I watched as my wife wiped a gray tendril of hair from her glistening forehead. My insides quaked. Something was threatening to unearth my fears. It bubbled in my belly, shook my chest, and tickled my throat until it erupted out of my mouth. There was a cavern deeper than my fears that I had not known existed, and out of it, sprung laughter.
Sarah turned and held out the child toward me. "Do not be afraid, Abram." The words came to me as from some distant dream. "I am your shield, your very great reward."
I extended my arms to receive the child and caught a glimpse of my own wrinkly hands. With these hands, I had awoken Sarah from her sleep. I took her hand, so small in my own, opened the tent flap, and led her into the night. The moonlight sparkled on her face. Such beauty!
"Look up, Sarah. See those stars? Try to count them."
She giggled, "Oh Abram, that's impossible!"
"Maybe, but God says that our family will one day be like those stars."

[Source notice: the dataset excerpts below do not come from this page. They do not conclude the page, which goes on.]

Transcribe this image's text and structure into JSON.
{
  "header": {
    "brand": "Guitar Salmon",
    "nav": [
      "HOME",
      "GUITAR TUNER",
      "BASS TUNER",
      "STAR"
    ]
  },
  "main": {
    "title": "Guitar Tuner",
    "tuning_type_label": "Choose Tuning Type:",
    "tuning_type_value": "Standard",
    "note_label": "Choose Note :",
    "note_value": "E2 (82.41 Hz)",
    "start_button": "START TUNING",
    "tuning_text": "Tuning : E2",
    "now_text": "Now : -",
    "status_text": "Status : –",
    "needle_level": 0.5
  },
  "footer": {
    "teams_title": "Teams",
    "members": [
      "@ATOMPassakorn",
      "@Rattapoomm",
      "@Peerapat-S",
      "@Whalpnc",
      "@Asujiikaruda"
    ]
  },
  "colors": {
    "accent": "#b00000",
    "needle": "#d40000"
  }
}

She placed a hand over her barren womb and tears filled her eyes, "Oh Abram, what if it was true?"
We spent the rest of the night lying on our backs and naming the stars.
Time passed. My beard turned white, Sarah's shoulders began to hunch, and hope fled. These were the days of desperation and despair. My servant, Hagar bore a child, but he was not the promised one. Sarah seethed in jealous anger. We sent Hagar and the child away and continued to wait. My hands had been wrung, clenched, and shaken at the heavens. How long, O Lord!

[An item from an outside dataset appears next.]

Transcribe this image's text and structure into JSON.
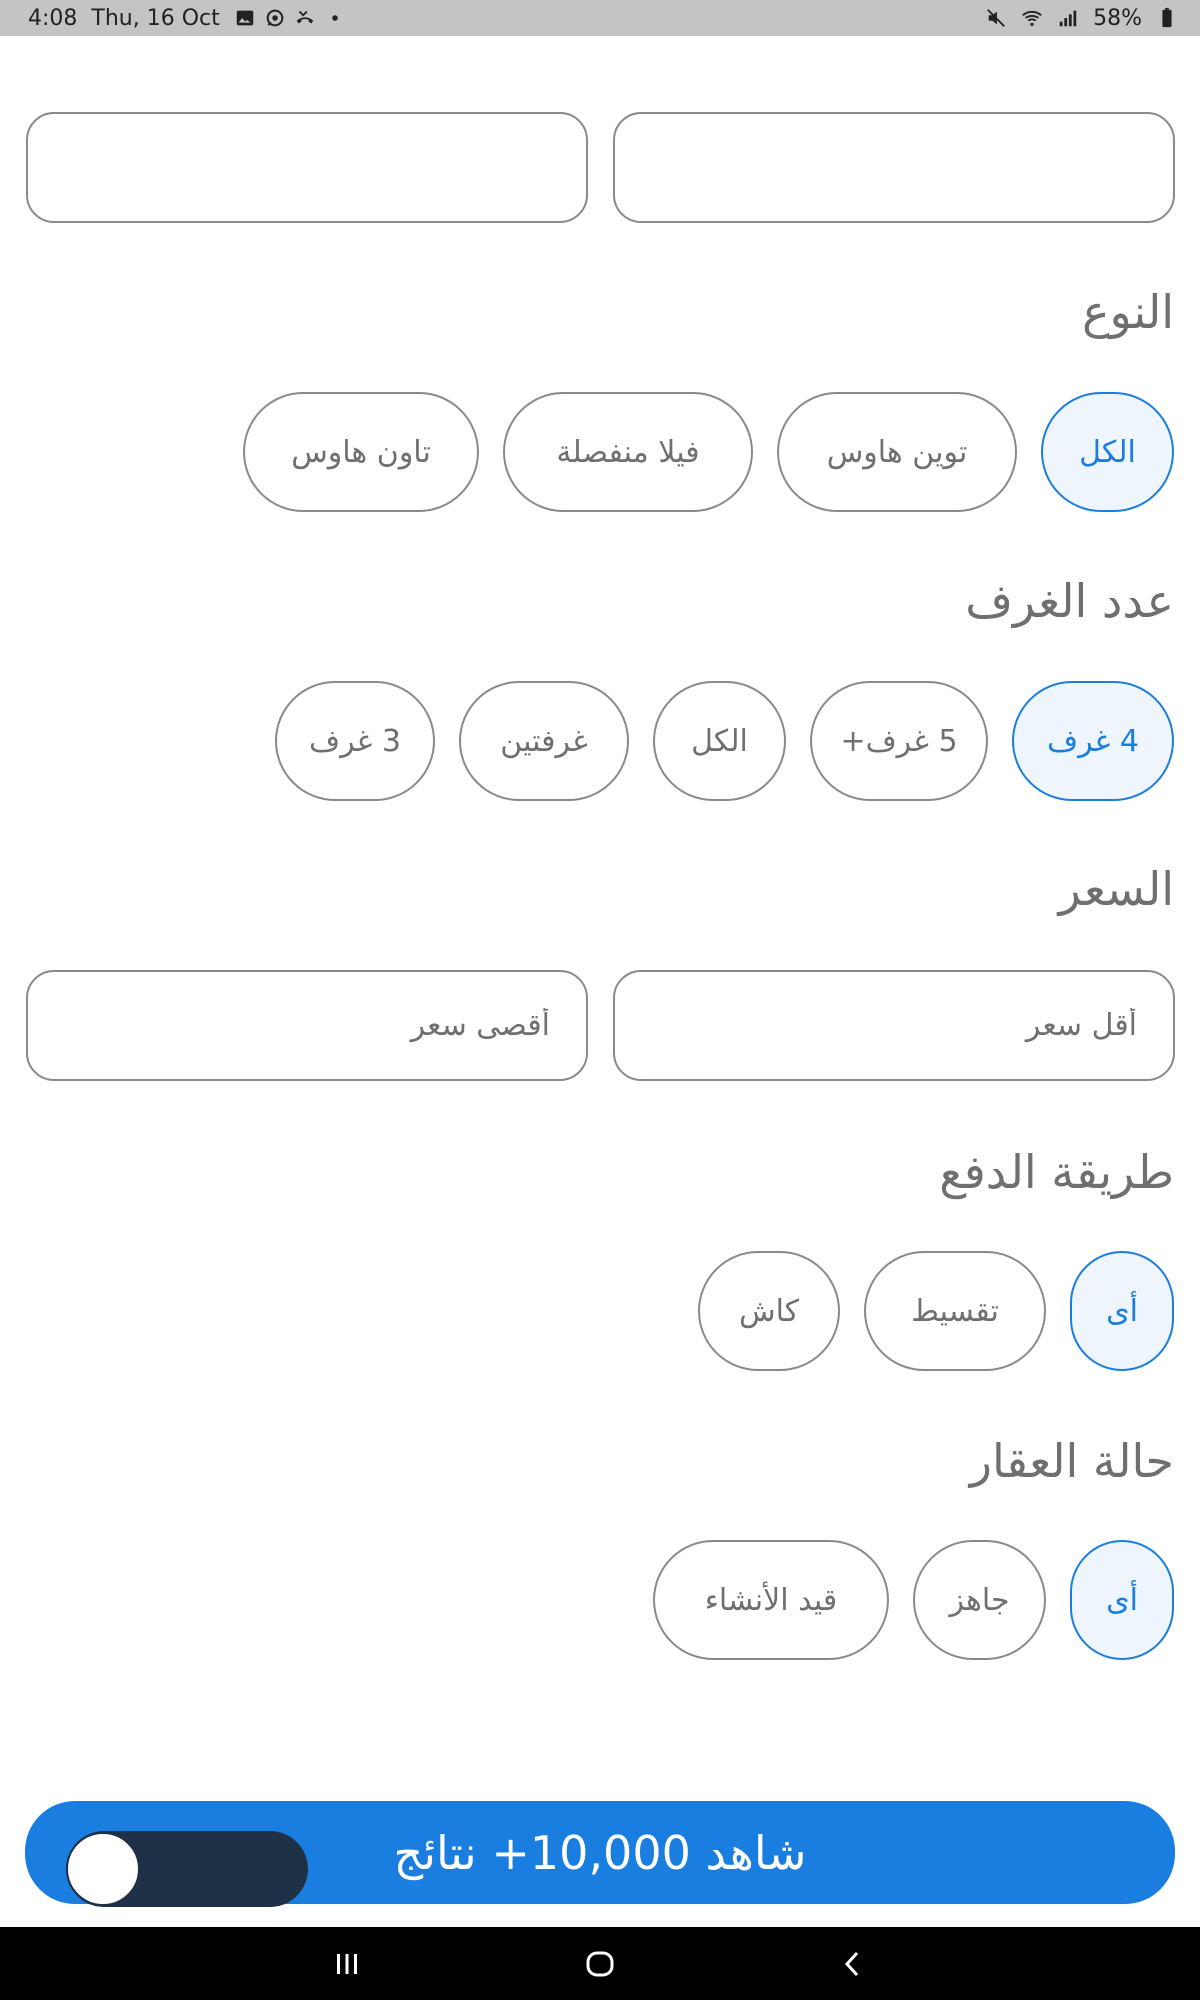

Now, these hands that had been empty for so long held a baby. I pulled my son close and his eyes met my own. They were his mother's, sparkling jewels. He reached up, grabbed my beard, and gave it a royal tug. "Yow!" Sarah howled with laughter.
It was a laugh very different from a year ago, when three visitors came. We offered them food and I dined with them outside the tent. In between bites, one of them spoke, "Next year at this time I will return, and your wife Sarah will have a son." As soon as the words left his mouth, there was the sound of laughter from inside the tent. Sarah had been listening and the laughter snuck out of her before she had time to muffle it.
"Why did Sarah laugh?" the visitor asked, motioning toward the tent.
Sarah poked her head out, "I didn't laugh."
A smile spread across the visitor's face. He reached up and turned Sarah towards him. "Yes, you did laugh." He let out a little chuckle of his own saying, "Is anything too hard for the Lord?"I returned the child to his mother. "I've thought of the perfect name for our son. Let's call him Laughter, for surely he will bring laughter to the whole world."